L’Église continue son rôle maternante, voulant faire de nous des disciples croyant à sa doctrine à sens unique, comme pour le petit catéchisme de notre enfance. Elle préfère interdire plutôt que d’expliquer sa compréhension de certains faits. Elle nous considère comme des enfants à qui il ne faut pas tout dire.

La manipulation est beaucoup plus facile lorsque qu’un groupe est homogène et pense la même chose. On préfère simplifier les explications par peur de répondre à des questions trop pointues.

Au niveau politique, on a crée une charte des droits qui protège les droits individuels par rapport aux droits collectifs. On a compris qu’une société ne pouvait être valable si les droits individuels étaient brimés. On ne peut construire une société juste que si on respecte d’abord les droits de chacun individuellement.

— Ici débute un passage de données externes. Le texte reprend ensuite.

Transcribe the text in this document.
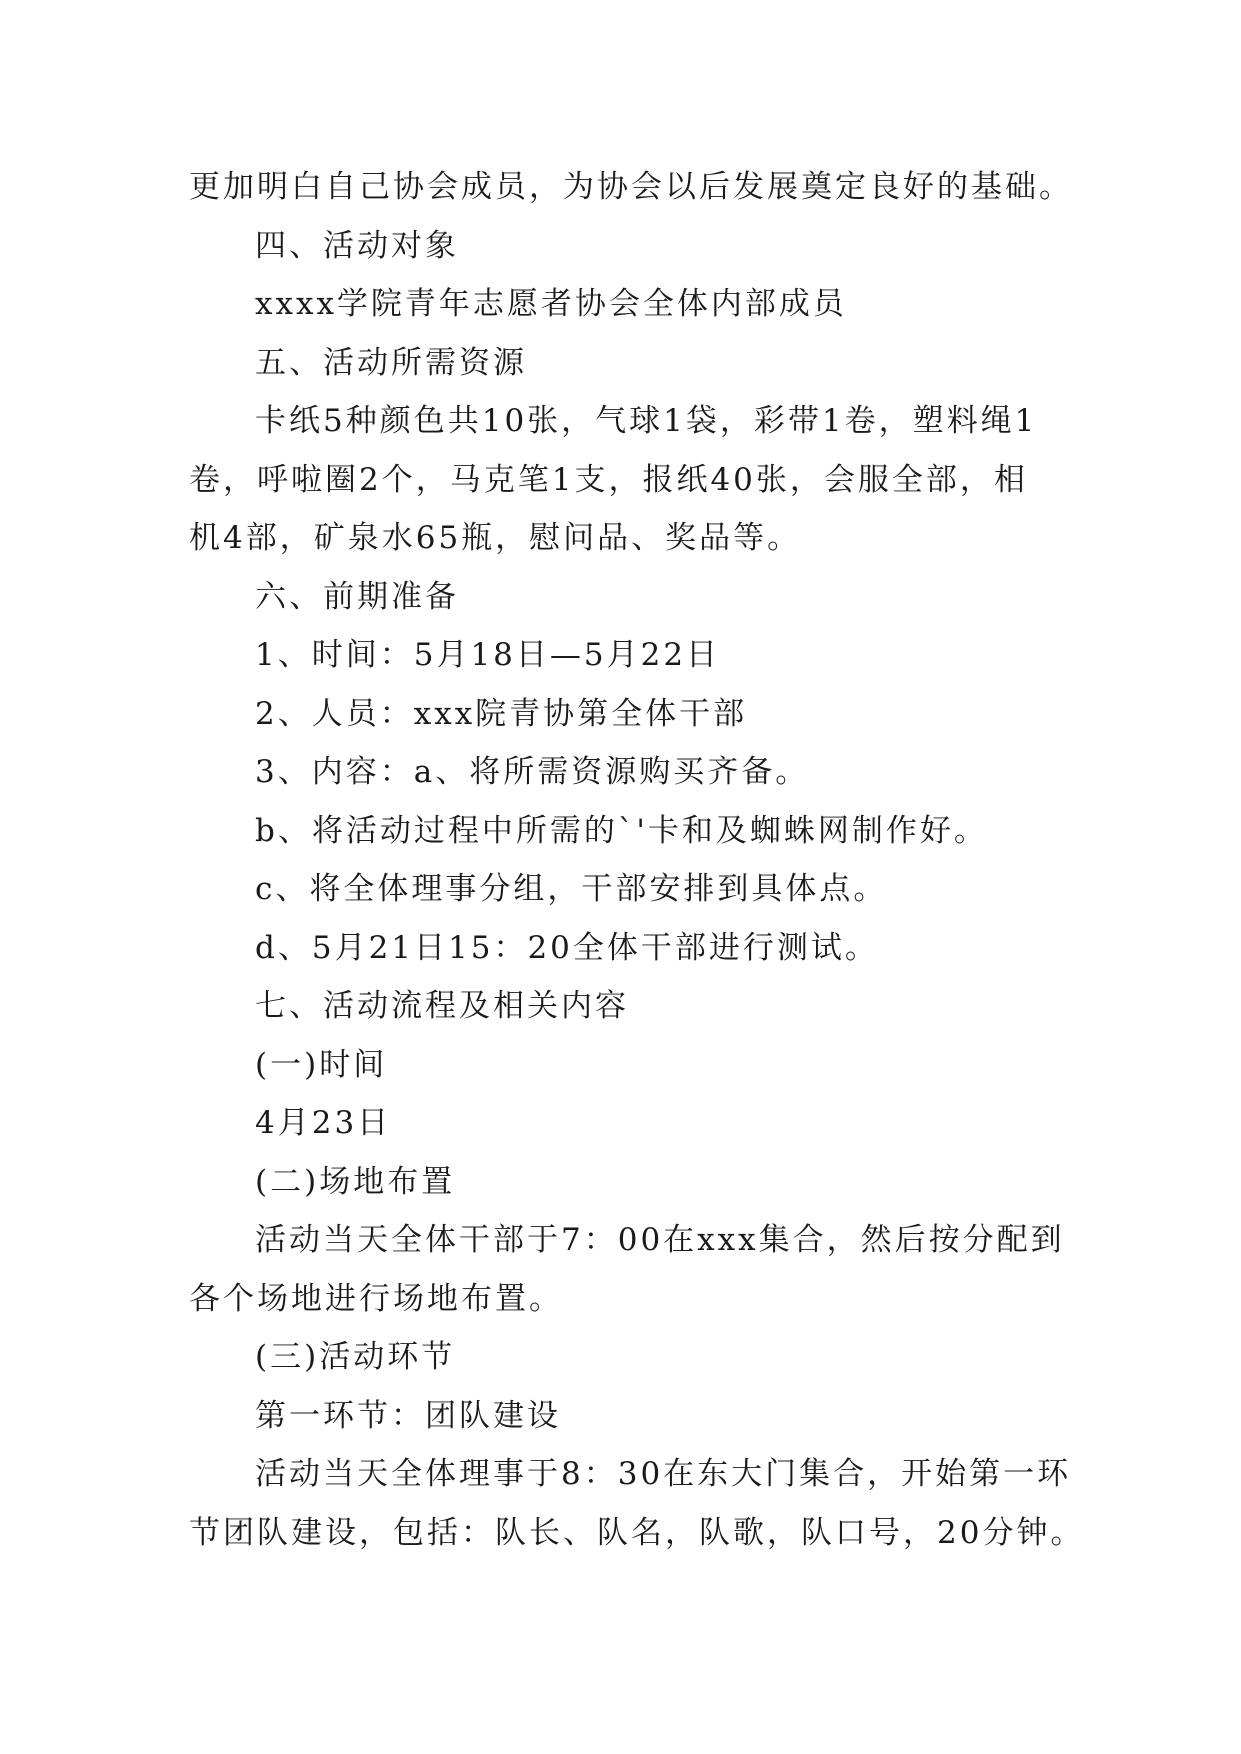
更加明白自己协会成员，为协会以后发展奠定良好的基础。
四、活动对象
xxxx学院青年志愿者协会全体内部成员
五、活动所需资源
卡纸5种颜色共10张，气球1袋，彩带1卷，塑料绳1
卷，呼啦圈2个，马克笔1支，报纸40张，会服全部，相
机4部，矿泉水65瓶，慰问品、奖品等。
六、前期准备
1、时间：5月18日—5月22日
2、人员：xxx院青协第全体干部
3、内容：a、将所需资源购买齐备。
b、将活动过程中所需的`'卡和及蜘蛛网制作好。
c、将全体理事分组，干部安排到具体点。
d、5月21日15：20全体干部进行测试。
七、活动流程及相关内容
(一)时间
4月23日
(二)场地布置
活动当天全体干部于7：00在xxx集合，然后按分配到
各个场地进行场地布置。
(三)活动环节
第一环节：团队建设
活动当天全体理事于8：30在东大门集合，开始第一环
节团队建设，包括：队长、队名，队歌，队口号，20分钟。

A plus forte raison, l’Église devrait respecter ce principe élémentaire. En matière spirituelle, tout passe par l’individu et sa conscience. Celle-ci est en perpétuelle évolution et doit être confrontée à toutes sortes d’expériences personnelles pour grandir. Notre Foi n’est pas statique et ne s’acquiert pas automatiquement par un processus de recettes programmées d’avance. L’Église doit être la première à avoir la Foi. Elle ne doit pas craindre perdre ses sujets parce qu’ils vont avoir accès à de l’information même si elle est fausse. Cette fausseté peut parfois mettre en évidence d’autres vérités.